The Upside of Hunger . . .

Since scientists first documented CR's life-stretching power in 1935 (see Masoro Review), they've catalogued myriad physiological and molecular benefits from dainty dinners. Sticking to the diet sends quantities of glucose and insulin in the blood plummeting and spurs tissues to become more sensitive to the hormone. All three variables can move in the opposite direction as we age or if we develop diabetes. Under CR, proteins and other cell components incur unusually small amounts of damage from reactive oxygen species (ROS), deleterious byproducts of metabolism that might help induce aging (see "The Two Faces of Oxygen" and Dugan and Quick Perspective). Calorie cutting curbs injury from another type of molecular renegade that might promote senescence: advanced glycation end products (AGEs), sticky derivatives of glucose that can foul up proteins and DNA (see Monnier and Obrenovich Perspective). Deprivation adjusts the pace of apoptosis, or cell suicide, although this process's relevance to aging remains controversial (see "More Than a Sum of Our Cells"). Apoptosis slows in organs such as the brain (1) where cells rarely divide but cranks up in the liver and small intestine. The increase might enable CR animals, which are less cancer-prone, to dispose of damaged cells before they spawn tumors.
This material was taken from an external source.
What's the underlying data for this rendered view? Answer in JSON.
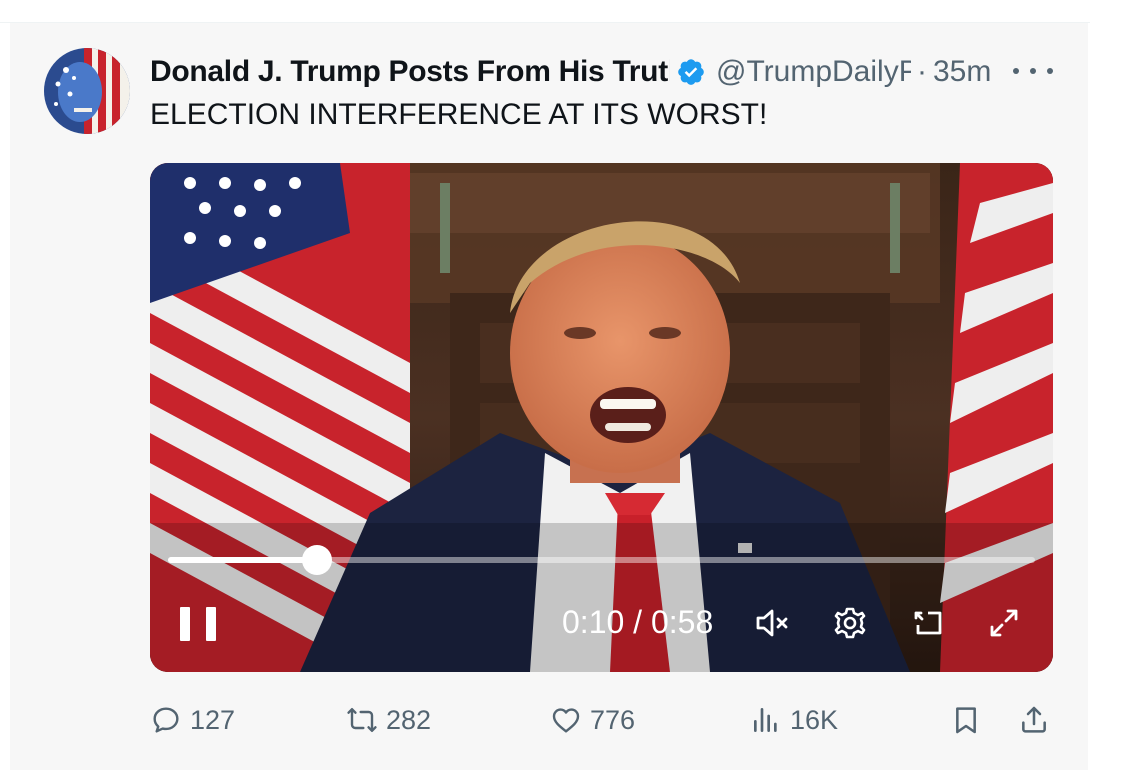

Eating less spurs animals to shed fat and, counterintuitively, to become more active. Putting couch-bound humans to shame, elderly rodents on the diet can scamper 4 to 5 kilometers a day in a running wheel, notes McCarter. The regimen fends off cancer and diabetes and shields animals from some neurodegenerative damage. It diminishes buildup of plaques that might spur Alzheimer's disease, for instance (see "Eat Less, Nurture Neurons"). Which of these adjustments prolongs life is a matter of debate.

Researchers are also slugging it out over just how organisms earn their extra time (2). Meticulous demographic studies suggest that at least for some strains of rodents, CR slows the rate of aging, says Richardson. However, some Drosophila devotees and mouse mavens have presented evidence that CR works by procrastination, delaying the onset of aging.

. . . and the Downside

The benefits of CR aren't available to all, however. Some organisms seem to be impervious to the demanding diet. For instance, biochemist Rajindar Sohal of the University of Southern California in Los Angeles and colleagues have shown that CR doesn't add time for houseflies or a common mouse strain (3, 4). Demographer James Carey's group at the University of California, Davis, netted similar results for the pesky Medfly (see "Not in Medflies").

Other studies suggest that older animals are beyond CR's reach. Sohal's group demonstrated that eating less killed elderly mice instead of prolonging their golden months (4). And research also has shown that weight loss in elderly people increases the risk of dying (see "Weighty Decisions"). Those conclusions remain controversial. Recent work records gains for graying mice (see "Never Too Old?") and geezer flies (see "Second Chance").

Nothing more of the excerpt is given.